Results. A negative Pap smear means that the results of examining your cervical cells are normal, within normal limits of variability.

A positive Pap smear means that your results aren’t normal. There may be a simple inflammation or infection such as a yeast infection, HPV, or other infections.

Changes in the cells that are very early signs of cancer are called dysplasia.

Changes in these cells on the surface of the cervix that are a more serious sign of cancer may be classified as squamous intraepithelial lesion (SIL). They may be described as low-grade or high-grade in nature.

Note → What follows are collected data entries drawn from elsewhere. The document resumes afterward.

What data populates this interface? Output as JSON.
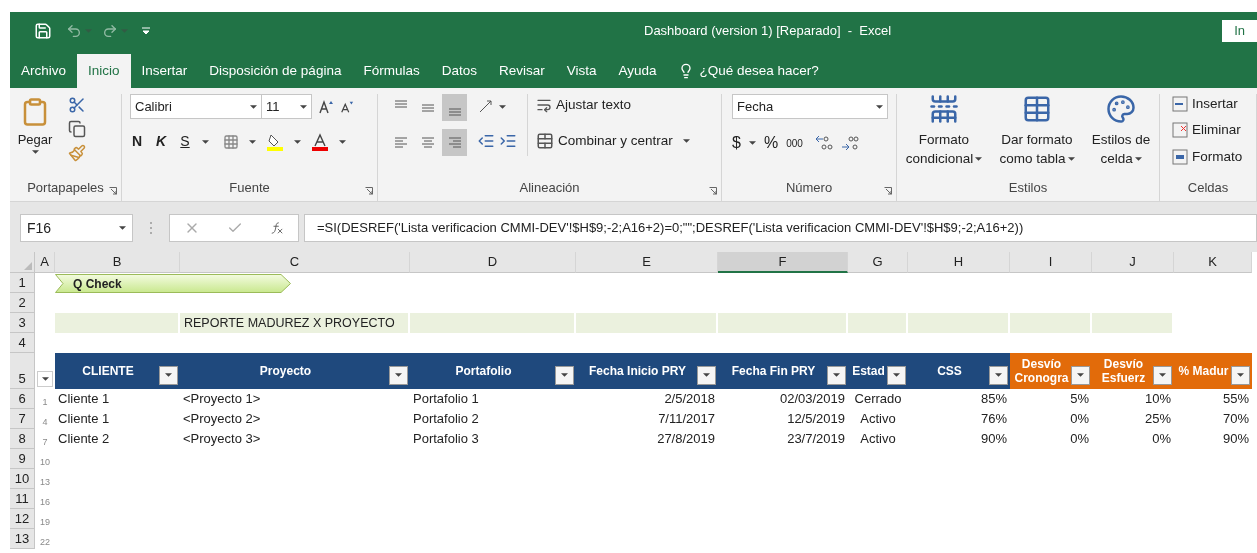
{
  "title_bar": {
    "title": "Dashboard (version 1) [Reparado]  -  Excel",
    "account_button": "In"
  },
  "menu_tabs": [
    {
      "label": "Archivo",
      "selected": false
    },
    {
      "label": "Inicio",
      "selected": true
    },
    {
      "label": "Insertar",
      "selected": false
    },
    {
      "label": "Disposición de página",
      "selected": false
    },
    {
      "label": "Fórmulas",
      "selected": false
    },
    {
      "label": "Datos",
      "selected": false
    },
    {
      "label": "Revisar",
      "selected": false
    },
    {
      "label": "Vista",
      "selected": false
    },
    {
      "label": "Ayuda",
      "selected": false
    }
  ],
  "tell_me": "¿Qué desea hacer?",
  "ribbon": {
    "clipboard": {
      "label": "Portapapeles",
      "paste": "Pegar"
    },
    "font": {
      "label": "Fuente",
      "font_name": "Calibri",
      "font_size": "11",
      "bold": "N",
      "italic": "K",
      "underline": "S"
    },
    "alignment": {
      "label": "Alineación",
      "vertical": [
        {
          "kind": "top",
          "selected": false
        },
        {
          "kind": "middle",
          "selected": false
        },
        {
          "kind": "bottom",
          "selected": true
        }
      ],
      "horizontal": [
        {
          "kind": "left",
          "selected": false
        },
        {
          "kind": "center",
          "selected": false
        },
        {
          "kind": "right",
          "selected": true
        }
      ],
      "wrap": "Ajustar texto",
      "merge": "Combinar y centrar"
    },
    "number": {
      "label": "Número",
      "format": "Fecha",
      "currency": "$",
      "percent": "%",
      "thousands": "000"
    },
    "styles": {
      "label": "Estilos",
      "items": [
        {
          "kind": "conditional",
          "lines": [
            "Formato",
            "condicional"
          ]
        },
        {
          "kind": "table",
          "lines": [
            "Dar formato",
            "como tabla"
          ]
        },
        {
          "kind": "cell",
          "lines": [
            "Estilos de",
            "celda"
          ]
        }
      ]
    },
    "cells": {
      "label": "Celdas",
      "items": [
        {
          "kind": "insert",
          "label": "Insertar"
        },
        {
          "kind": "delete",
          "label": "Eliminar"
        },
        {
          "kind": "format",
          "label": "Formato"
        }
      ]
    }
  },
  "formula_bar": {
    "name_box": "F16",
    "formula": "=SI(DESREF('Lista verificacion CMMI-DEV'!$H$9;-2;A16+2)=0;\"\";DESREF('Lista verificacion CMMI-DEV'!$H$9;-2;A16+2))"
  },
  "sheet": {
    "columns": [
      {
        "label": "A",
        "selected": false
      },
      {
        "label": "B",
        "selected": false
      },
      {
        "label": "C",
        "selected": false
      },
      {
        "label": "D",
        "selected": false
      },
      {
        "label": "E",
        "selected": false
      },
      {
        "label": "F",
        "selected": true
      },
      {
        "label": "G",
        "selected": false
      },
      {
        "label": "H",
        "selected": false
      },
      {
        "label": "I",
        "selected": false
      },
      {
        "label": "J",
        "selected": false
      },
      {
        "label": "K",
        "selected": false
      }
    ],
    "row_numbers": [
      "1",
      "2",
      "3",
      "4",
      "5",
      "6",
      "7",
      "8",
      "9",
      "10",
      "11",
      "12",
      "13"
    ],
    "column_a_values": [
      "1",
      "4",
      "7",
      "10",
      "13",
      "16",
      "19",
      "22"
    ],
    "banner": "Q Check",
    "report_title": "REPORTE MADUREZ X PROYECTO",
    "table": {
      "columns": [
        {
          "lines": [
            "CLIENTE"
          ],
          "color": "#1f497d"
        },
        {
          "lines": [
            "Proyecto"
          ],
          "color": "#1f497d"
        },
        {
          "lines": [
            "Portafolio"
          ],
          "color": "#1f497d"
        },
        {
          "lines": [
            "Fecha Inicio PRY"
          ],
          "color": "#1f497d"
        },
        {
          "lines": [
            "Fecha Fin PRY"
          ],
          "color": "#1f497d"
        },
        {
          "lines": [
            "Estad"
          ],
          "color": "#1f497d"
        },
        {
          "lines": [
            "CSS"
          ],
          "color": "#1f497d"
        },
        {
          "lines": [
            "Desvío",
            "Cronogra"
          ],
          "color": "#e26b0a"
        },
        {
          "lines": [
            "Desvío",
            "Esfuerz"
          ],
          "color": "#e26b0a"
        },
        {
          "lines": [
            "% Madur"
          ],
          "color": "#e26b0a"
        }
      ],
      "rows": [
        [
          "Cliente 1",
          "<Proyecto 1>",
          "Portafolio 1",
          "2/5/2018",
          "02/03/2019",
          "Cerrado",
          "85%",
          "5%",
          "10%",
          "55%"
        ],
        [
          "Cliente 1",
          "<Proyecto 2>",
          "Portafolio 2",
          "7/11/2017",
          "12/5/2019",
          "Activo",
          "76%",
          "0%",
          "25%",
          "70%"
        ],
        [
          "Cliente 2",
          "<Proyecto 3>",
          "Portafolio 3",
          "27/8/2019",
          "23/7/2019",
          "Activo",
          "90%",
          "0%",
          "0%",
          "90%"
        ]
      ]
    }
  }
}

Cells that are classified as cervical intraepithelial neoplasia (CIN) are cancerous. The penetration of the cancerous cells into the lining of the cervix is measured on a relative scale for 1 to 3, with 3 representing a deeper penetration of the abnormal, cancerous cells.

If the results are atypical squamous cells, then the findings are unclear; they are not necessarily cancerous.

Treatment. Your provider will discuss treatment options with you. If there is a simple infection that can be treated medically, that will promptly be done. Your doctor may perform a colposcopy in the office to more closely examine the cervix and vagina in detail. The microscope comes equipped with a light to more clearly display the area. A biopsy (small sample) of the affected area may be sent to a lab for more detail review.

Again, depending on the results of these advanced examinations and samplings, your doctor will discuss additional treatment options, which include more invasive surgery.